Later that evening, Nwakaego sat with her daughter Nwadinma in Nwadinma’s favourite sitting room. Akpan, Nwadinma’s cook, had set a plate of sliced mango in front of each of the women. Akpan was very proud of his culinary prowess, and his chef certificate was framed and proudly displayed on the kitchen wall, something that Awele teased him often and mercilessly about.
“Mummy, I’m at my wit’s end with that girl. I don’t know what to do again. I’ve talked and talked and prayed and prayed.

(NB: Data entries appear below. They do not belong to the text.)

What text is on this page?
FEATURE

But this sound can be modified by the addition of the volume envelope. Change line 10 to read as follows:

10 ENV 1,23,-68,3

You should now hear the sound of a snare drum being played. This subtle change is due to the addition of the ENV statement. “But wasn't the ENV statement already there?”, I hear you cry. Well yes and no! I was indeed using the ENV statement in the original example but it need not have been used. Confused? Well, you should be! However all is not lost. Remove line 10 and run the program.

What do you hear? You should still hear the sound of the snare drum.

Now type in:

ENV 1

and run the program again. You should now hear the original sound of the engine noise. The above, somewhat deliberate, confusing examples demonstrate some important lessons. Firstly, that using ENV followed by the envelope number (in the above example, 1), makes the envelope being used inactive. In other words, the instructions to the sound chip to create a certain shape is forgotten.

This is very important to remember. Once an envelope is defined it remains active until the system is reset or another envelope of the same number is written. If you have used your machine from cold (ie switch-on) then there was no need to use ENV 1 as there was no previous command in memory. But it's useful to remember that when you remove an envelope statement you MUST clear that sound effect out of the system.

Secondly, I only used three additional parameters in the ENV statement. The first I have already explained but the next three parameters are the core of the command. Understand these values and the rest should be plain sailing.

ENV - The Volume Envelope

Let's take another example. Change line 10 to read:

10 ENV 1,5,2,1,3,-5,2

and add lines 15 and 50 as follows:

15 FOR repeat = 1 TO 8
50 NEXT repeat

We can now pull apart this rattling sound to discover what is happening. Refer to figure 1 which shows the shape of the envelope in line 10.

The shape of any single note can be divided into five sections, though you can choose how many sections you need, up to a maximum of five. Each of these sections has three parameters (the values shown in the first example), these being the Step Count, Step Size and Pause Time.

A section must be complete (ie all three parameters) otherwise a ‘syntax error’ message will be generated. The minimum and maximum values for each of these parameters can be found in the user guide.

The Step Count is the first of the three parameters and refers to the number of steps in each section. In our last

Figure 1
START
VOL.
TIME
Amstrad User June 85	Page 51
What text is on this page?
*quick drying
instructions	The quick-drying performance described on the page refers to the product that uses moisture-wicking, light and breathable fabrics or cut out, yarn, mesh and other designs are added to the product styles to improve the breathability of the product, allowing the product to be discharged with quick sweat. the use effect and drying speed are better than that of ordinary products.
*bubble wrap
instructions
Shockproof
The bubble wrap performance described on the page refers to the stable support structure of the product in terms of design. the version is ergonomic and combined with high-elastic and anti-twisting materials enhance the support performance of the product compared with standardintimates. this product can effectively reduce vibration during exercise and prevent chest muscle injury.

I’ve left it to God.”
Nwakaego chose her words carefully. “But what is the problem, my daughter?”
Nwadinma stared at her mother. “What do you mean, ‘what is the problem’? Did you not hear what I just told you? What she did just yesterday?”
“Have you considered the fact that she might be telling the truth about Pastor Paul?”
“How can you say that, Mummy? Pastor Paul is a man of God! And it’s not only that. That little ogbanje came into my fellowship naked and high on drugs! I’ve never been so disgraced in my life!” Nwadinma shook her head and snapped her fingers in disgust. “Oburo m ka o yi. It’s not me she resembles. She’s her father’s daughter.”
For a moment Nwakaego considered setting her daughter straight on who Awele really ‘resembled’, but changed her mind. Instead she said, “She’s just young. She doesn’t really know herself yet. Give her time.”
“Give her time? That’s your advice? Is it when she’s standing on the roadside and charging money that we’ll start to do something? Have you seen her tattoo? The whole of her left side is a big black snake!”
“Nwadinma. Just for your information, by the way, your daughter is still a virgin. Of that I’m positive.”
That shocked Nwadinma into silence. “What? How do you know?”
Nwakaego smiled. “Easy. She tells me everything. Every. Thing. She nearly lost her virginity a year ago on her twenty-first birthday. But then she decided she wasn’t ready yet and that he wasn’t worthy. And she decided this all by herself. Without any input from me.”
Nwadinma stared at her mother in shocked silence. Then she found her voice. “You discuss things like that with my daughter?”
Nwakaego nodded. “Yes.”
“But why doesn’t she talk to me about things like that?”
Nwakaego just looked at her daughter. Some questions were not meant to be answered. A well-known Igbo idiom advises people who ask such questions to use their tongue to count their own teeth.
“There are many things you have probably misjudged your daughter on, Nwadinma. I think you’d be a bit surprised if you did less talking at her and more talking with her.”
Just then Awele walked into the room wearing a very short summer dress and holding a Diet Pepsi. “What are you two old amebos gossiping about?” she asked.
For Nwadinma, it was like seeing her daughter for the very first time.